Porque vuelvo tarde a
casa, porque se me pasa la hora haciendo otras
cosas, porque decido esperar a que se prepare la cena para llenar más
la bolsa o por lo que sea, a veces no saco la basura para que el portero
la embolse y la lleve a la vereda. Entonces, antes de la hora en que
más o menos sé que pasa el camión, bajo y la saco yo.
Sucedió una
vez, hace varios años, que llegué a la vereda simultáneamente con los
muchachos de Moyano, de modo que colocar mi bolsita de supermercado en
la vereda hubiera entorpecido su coreografía siempre apurada. Creo recordar que le pregunté a uno de ellos si daba que yo arrojase la bolsa a la compactadora, que no fue sugerencia suya. Como sea, tuve su okey, y emboqué fácilmente la bolsa de Norte en la boca mefítica del camión.
El
recolector vio la escena, y me dijo algo así como: "¡Muy bien! Te vamos
a hacer un contrato". Mi falta de repentización impidió que pudiera dar
una respuesta consistente a su broma, y mis palabras habrán quedado en
un balbuceo, en un ruido disuelto por lo efímero de la situación más que por el estrépito del
camión.
El otro día nuevamente llegué a la vereda en simultáneo con
el camión. Rodeé por detrás un auto estacionado para no obstruir el paso
de los basureros y cuando iba a arrojarla al camión, uno de ellos se
interpuso en mi camino y me pidió que le diera mi pequeña bolsa.
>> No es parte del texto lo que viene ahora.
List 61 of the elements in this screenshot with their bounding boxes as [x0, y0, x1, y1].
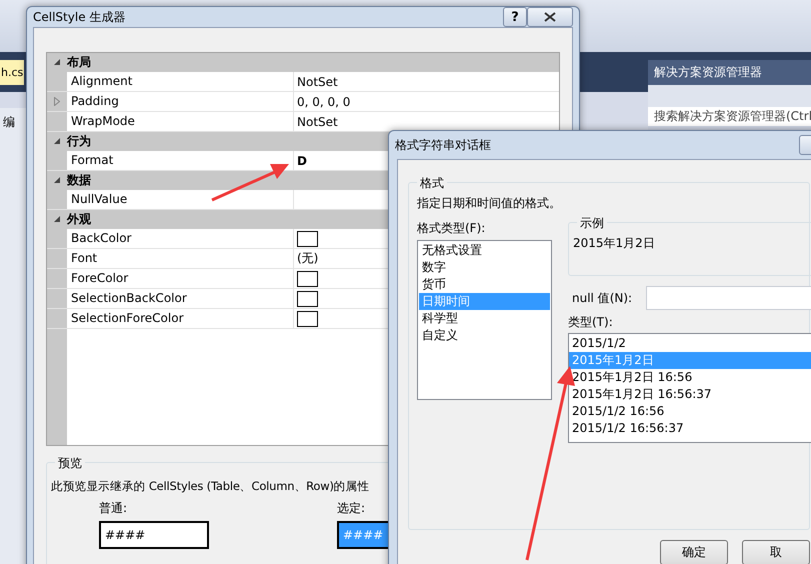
category-label: 布局: [67, 54, 91, 71]
dialog-button[interactable]: 确定: [660, 540, 728, 564]
sample-value: 2015年1月2日: [573, 235, 656, 252]
list-item[interactable]: 自定义: [419, 327, 550, 344]
collapse-icon[interactable]: [54, 177, 60, 184]
collapse-icon[interactable]: [54, 216, 60, 223]
normal-sample: ####: [99, 521, 209, 549]
color-swatch: [297, 230, 318, 246]
window-title: 格式字符串对话框: [395, 136, 492, 154]
group-title: 示例: [577, 215, 607, 232]
color-swatch: [297, 290, 318, 306]
list-item[interactable]: 2015/1/2: [569, 335, 811, 352]
format-description: 指定日期和时间值的格式。: [417, 195, 562, 212]
list-item[interactable]: 科学型: [419, 310, 550, 327]
list-item[interactable]: 2015/1/2 16:56:37: [569, 420, 811, 437]
property-name[interactable]: Format: [71, 153, 114, 167]
property-name[interactable]: Alignment: [71, 74, 132, 88]
color-swatch: [297, 270, 318, 286]
sample-label: 选定:: [337, 500, 366, 517]
file-tab[interactable]: h.cs: [0, 60, 24, 84]
property-name[interactable]: NullValue: [71, 192, 128, 206]
category-label: 数据: [67, 172, 91, 189]
window-title: CellStyle 生成器: [33, 8, 126, 26]
property-name[interactable]: Padding: [71, 94, 119, 108]
input-field[interactable]: [646, 286, 811, 310]
panel-tab[interactable]: 编: [0, 108, 30, 137]
list-item[interactable]: 2015/1/2 16:56: [569, 403, 811, 420]
property-value[interactable]: D: [297, 154, 307, 168]
property-name[interactable]: SelectionBackColor: [71, 291, 187, 305]
color-swatch: [297, 310, 318, 326]
property-name[interactable]: WrapMode: [71, 114, 135, 128]
panel-title: 解决方案资源管理器: [648, 60, 811, 85]
group-title: 预览: [55, 455, 85, 472]
collapse-icon[interactable]: [54, 59, 60, 66]
help-button[interactable]: ?: [503, 7, 527, 27]
search-field[interactable]: 搜索解决方案资源管理器(Ctrl: [648, 107, 811, 126]
property-name[interactable]: BackColor: [71, 231, 132, 245]
property-value[interactable]: NotSet: [297, 74, 338, 88]
field-label: null 值(N):: [572, 290, 632, 306]
dialog-button[interactable]: 取: [742, 540, 810, 564]
property-name[interactable]: Font: [71, 251, 98, 265]
list-item[interactable]: 数字: [419, 259, 550, 276]
property-name[interactable]: ForeColor: [71, 271, 128, 285]
list-item[interactable]: 货币: [419, 276, 550, 293]
category-label: 行为: [67, 133, 91, 150]
collapse-icon[interactable]: [54, 138, 60, 145]
sample-label: 普通:: [99, 500, 128, 517]
close-button[interactable]: [527, 7, 573, 27]
property-value[interactable]: (无): [297, 250, 318, 267]
category-label: 外观: [67, 211, 91, 228]
preview-description: 此预览显示继承的 CellStyles (Table、Column、Row)的属性: [51, 479, 370, 494]
close-icon: [544, 12, 556, 22]
group-title: 格式: [417, 175, 447, 192]
property-value[interactable]: NotSet: [297, 114, 338, 128]
list-item[interactable]: 2015年1月2日 16:56: [569, 369, 811, 386]
list-label: 格式类型(F):: [417, 220, 486, 237]
list-item[interactable]: 无格式设置: [419, 242, 550, 259]
list-item[interactable]: 2015年1月2日 16:56:37: [569, 386, 811, 403]
property-name[interactable]: SelectionForeColor: [71, 311, 184, 325]
property-value[interactable]: 0, 0, 0, 0: [297, 94, 350, 108]
list-label: 类型(T):: [568, 314, 614, 331]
Eso
hice, explicándole cuál era mi intención, la que desestimó mientras
tomaba la bolsa cuidadosamente, con las dos manos, sosteniéndola con una
por debajo y sujetándola por el nudo con la otra.
"Bueno, gracias",
le dije, por decir algo, antes de dar media vuelta y volver a rodear el
auto estacionado con el ruido y el vacío que me quedan cuando la empatía
no se reedita, cuando después de tanto tiempo vuelve a suceder una de
esas escasas chances y sólo queda menos de lo que había.